Last edited Mon Aug 18, 2025, 09:08 AM - Edit history (3)
Stephens never said the US Constitution rested upon the equality of the races....which what he was actually arguing was the North's view of what was meant by the Founders (that the Constitution rested upon the equality of races) was wrong.
But not to be tedious in enumerating the numerous changes for the better, allow me to allude to one other though last, not least. The new constitution has put at rest, forever, all the agitating questions relating to our peculiar institution African slavery as it exists amongst us the proper status of the negro in our form of civilization. This was the immediate cause of the late rupture and present revolution. Jefferson in his forecast, had anticipated this, as the "rock upon which the old Union would split." He was right. What was conjecture with him, is now a realized fact. But whether he fully comprehended the great truth upon which that rock stood and stands, may be doubted. The prevailing ideas entertained by him and most of the leading statesmen at the time of the formation of the old constitution, were that the enslavement of the African was in violation of the laws of nature; that it was wrong in principle, socially, morally, and politically.

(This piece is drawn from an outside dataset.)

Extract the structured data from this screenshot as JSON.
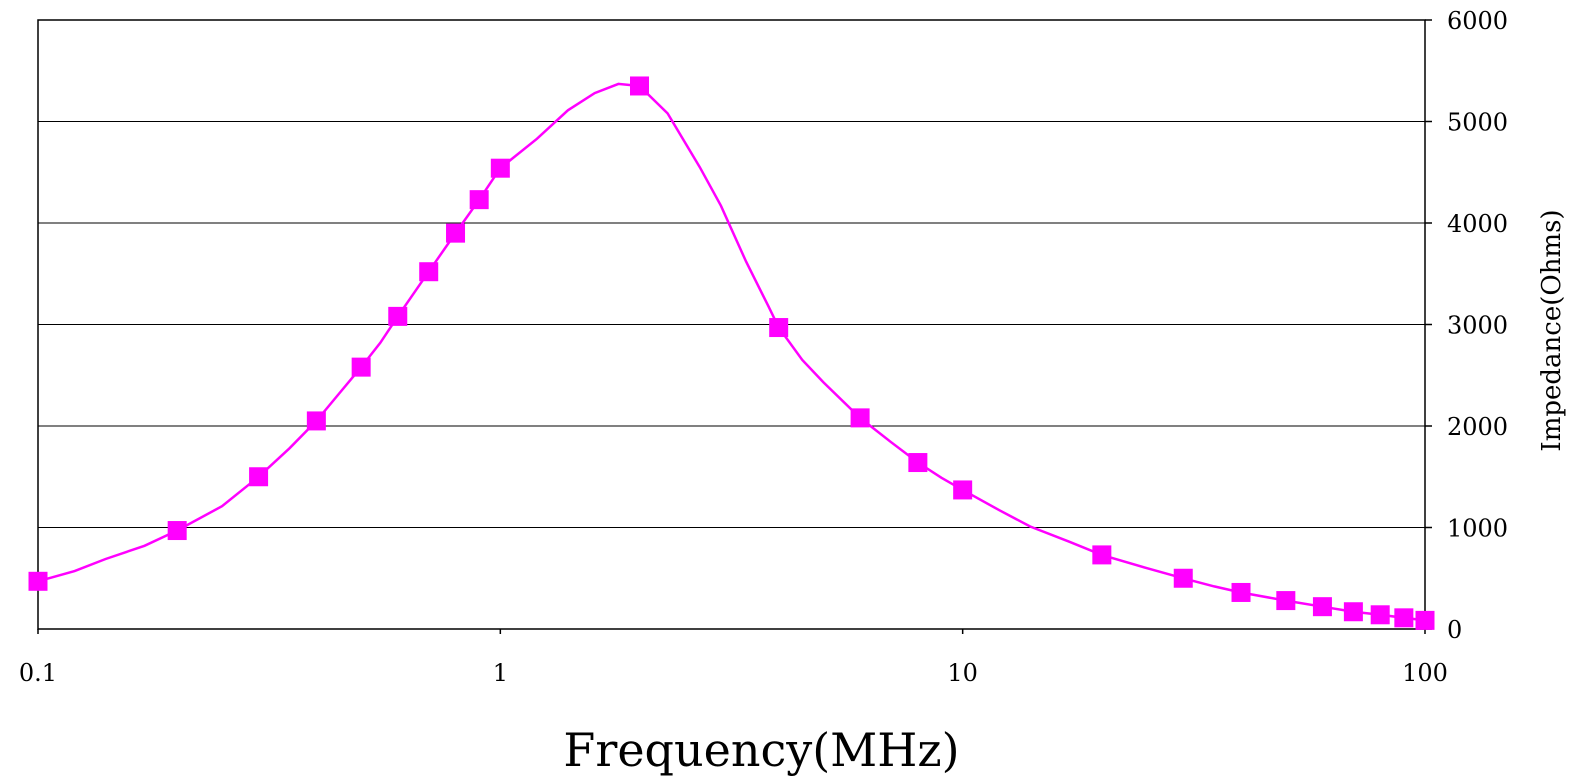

It was an evil they knew not well how to deal with, but the general opinion of the men of that day was that, somehow or other in the order of Providence, the institution would be evanescent and pass away. This idea, though not incorporated in the constitution, was the prevailing idea at that time. The constitution, it is true, secured every essential guarantee to the institution while it should last, and hence no argument can be justly urged against the constitutional guarantees thus secured, because of the common sentiment of the day. Those ideas, however, were fundamentally wrong. They rested upon the assumption of the equality of races. This was an error. It was a sandy foundation, and the government built upon it fell when the "storm came and the wind blew.
Obviously I'm not defending Stephens. However, in trying to use his words to prove what the Confederacy meant, they actually didn't give the full context of what he was saying and in fact seemed to be saying that he was arguing since the Constitution was about equality, the Confederacy had to break away...whereas he was arguing the Constitution was about equality of white people, but also inequality of other races races, and since the northerners were making waves about changing the relationship between races, the South had the right to break away to be true to its original intent.